The cost associated with invoice discounting is made up of two parts:

  • A service administration fee, which covers the delivery of the service and tends to vary with the value and volume of invoices put through the facility, and
  • A discount charge which is charged as a percentage over LIBOR against drawn funds calculated on daily outstandings (much like an overdraft rate). The charge tends to be debited at the end of each month.

Debtors’ ledger quality

One of the more positive aspects that has been found with customers who use invoice discounting is that they nearly always have very well-managed debtors’ ledgers: the discipline in managing their ledger is clearly linked to their ability to raise working capital on it.

The spread and quality of the debtors themselves and the availability of good proofs of delivery are also important considerations.
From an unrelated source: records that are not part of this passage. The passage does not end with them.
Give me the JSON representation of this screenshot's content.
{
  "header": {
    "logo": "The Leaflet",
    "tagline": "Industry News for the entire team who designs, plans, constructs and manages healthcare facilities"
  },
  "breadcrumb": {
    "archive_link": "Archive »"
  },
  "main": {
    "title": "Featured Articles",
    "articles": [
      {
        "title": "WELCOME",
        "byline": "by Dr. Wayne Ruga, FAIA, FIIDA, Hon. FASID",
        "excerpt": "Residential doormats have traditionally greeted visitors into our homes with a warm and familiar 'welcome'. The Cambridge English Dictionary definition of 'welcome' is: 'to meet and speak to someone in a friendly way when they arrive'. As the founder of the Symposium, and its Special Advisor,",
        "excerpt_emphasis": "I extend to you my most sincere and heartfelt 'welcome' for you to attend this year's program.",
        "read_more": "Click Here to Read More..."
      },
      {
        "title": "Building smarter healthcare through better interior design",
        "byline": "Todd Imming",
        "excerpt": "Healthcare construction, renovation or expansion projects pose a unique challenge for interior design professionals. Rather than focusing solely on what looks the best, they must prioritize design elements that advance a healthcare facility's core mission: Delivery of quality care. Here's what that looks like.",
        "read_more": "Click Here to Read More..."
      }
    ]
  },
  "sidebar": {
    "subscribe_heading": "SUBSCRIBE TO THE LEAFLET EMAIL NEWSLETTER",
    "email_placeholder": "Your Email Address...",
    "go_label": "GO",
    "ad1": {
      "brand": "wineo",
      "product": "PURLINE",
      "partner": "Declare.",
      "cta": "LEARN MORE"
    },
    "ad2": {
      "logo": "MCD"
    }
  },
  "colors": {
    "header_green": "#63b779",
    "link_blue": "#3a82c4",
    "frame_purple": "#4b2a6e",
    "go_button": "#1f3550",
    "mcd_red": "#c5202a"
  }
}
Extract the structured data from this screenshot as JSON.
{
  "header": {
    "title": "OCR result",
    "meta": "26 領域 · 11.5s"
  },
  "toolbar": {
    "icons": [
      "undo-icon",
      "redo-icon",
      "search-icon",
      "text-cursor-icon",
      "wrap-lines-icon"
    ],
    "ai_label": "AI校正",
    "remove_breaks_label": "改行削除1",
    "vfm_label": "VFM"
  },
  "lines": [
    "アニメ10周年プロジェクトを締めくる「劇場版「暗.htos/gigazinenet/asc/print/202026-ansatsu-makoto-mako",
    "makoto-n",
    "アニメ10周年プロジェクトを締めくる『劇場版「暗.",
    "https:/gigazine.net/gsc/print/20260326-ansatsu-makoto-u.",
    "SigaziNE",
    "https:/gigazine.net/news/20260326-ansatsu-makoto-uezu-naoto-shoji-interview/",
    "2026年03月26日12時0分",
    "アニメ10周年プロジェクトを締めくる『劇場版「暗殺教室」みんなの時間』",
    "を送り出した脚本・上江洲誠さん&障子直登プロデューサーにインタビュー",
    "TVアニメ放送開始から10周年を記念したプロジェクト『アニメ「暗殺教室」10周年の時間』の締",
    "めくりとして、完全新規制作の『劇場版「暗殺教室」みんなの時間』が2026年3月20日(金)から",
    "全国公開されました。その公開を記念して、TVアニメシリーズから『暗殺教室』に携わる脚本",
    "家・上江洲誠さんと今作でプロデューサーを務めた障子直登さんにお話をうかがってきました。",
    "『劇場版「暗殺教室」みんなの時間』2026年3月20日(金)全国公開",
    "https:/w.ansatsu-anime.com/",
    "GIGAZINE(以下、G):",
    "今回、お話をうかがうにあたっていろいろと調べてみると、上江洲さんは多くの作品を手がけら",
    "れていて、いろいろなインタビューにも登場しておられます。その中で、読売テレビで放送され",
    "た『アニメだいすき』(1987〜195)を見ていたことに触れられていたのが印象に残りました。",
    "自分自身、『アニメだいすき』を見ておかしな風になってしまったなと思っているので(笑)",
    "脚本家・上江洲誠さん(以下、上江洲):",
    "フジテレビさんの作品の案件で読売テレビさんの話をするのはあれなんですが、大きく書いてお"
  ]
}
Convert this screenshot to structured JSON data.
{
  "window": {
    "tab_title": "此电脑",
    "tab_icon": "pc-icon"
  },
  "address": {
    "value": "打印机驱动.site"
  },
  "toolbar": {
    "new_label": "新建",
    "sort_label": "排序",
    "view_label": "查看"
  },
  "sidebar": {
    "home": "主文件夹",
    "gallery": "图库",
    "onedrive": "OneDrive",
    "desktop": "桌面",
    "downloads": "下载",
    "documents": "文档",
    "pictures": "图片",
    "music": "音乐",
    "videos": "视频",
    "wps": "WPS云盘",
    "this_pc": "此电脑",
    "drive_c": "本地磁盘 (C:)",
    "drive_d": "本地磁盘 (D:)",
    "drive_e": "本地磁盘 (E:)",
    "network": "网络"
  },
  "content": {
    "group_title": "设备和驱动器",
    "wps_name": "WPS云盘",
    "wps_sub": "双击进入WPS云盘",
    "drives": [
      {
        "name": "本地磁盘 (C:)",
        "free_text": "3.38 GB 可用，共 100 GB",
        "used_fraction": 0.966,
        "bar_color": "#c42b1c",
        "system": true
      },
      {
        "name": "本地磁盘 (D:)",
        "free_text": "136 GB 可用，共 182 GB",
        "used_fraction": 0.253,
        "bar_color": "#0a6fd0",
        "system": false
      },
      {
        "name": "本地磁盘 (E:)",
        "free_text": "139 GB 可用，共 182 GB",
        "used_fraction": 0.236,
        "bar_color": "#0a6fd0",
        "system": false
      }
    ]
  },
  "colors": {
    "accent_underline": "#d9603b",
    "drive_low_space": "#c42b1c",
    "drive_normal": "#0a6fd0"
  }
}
All growing SME businesses with debtors’ ledgers which churn within 30, 60 or 90-day cycles should look at the suitability of invoice discounting for funding their working capital needs.

Invoice Fair

An interesting development in relation to invoice financing has been the success of Invoice Fair: an online trading platform where progressive customers and sophisticated investors trade approved invoices. It is an exciting fintech development which allows an investor with liquidity to invest in invoice receivables, effectively a new asset class, and earn attractive returns and at the same time meet the funding needs of the customer.  Single approved invoices are sold through an on-line auction with the invoice purchase, settlement and security over the invoice all being managed through the on-line platform.  It’s an interesting development which looks sets to carve out its own niche.

Conclusion

So, in summary, SME’s should always consider invoice discounting and realise the potential it can bring to their business, especially in times of growth.  There is plenty of choice in the marketplace at present, which should ensure that service fees and discount rates remain competitive.  When looking at funding and the need for options and flexibility, invoice discounting can answer a lot of questions asked.

 

John Dunleavy, B. Comm, FCA, runs his own advisory business, Waltham Advisory, and is a member of CAIM.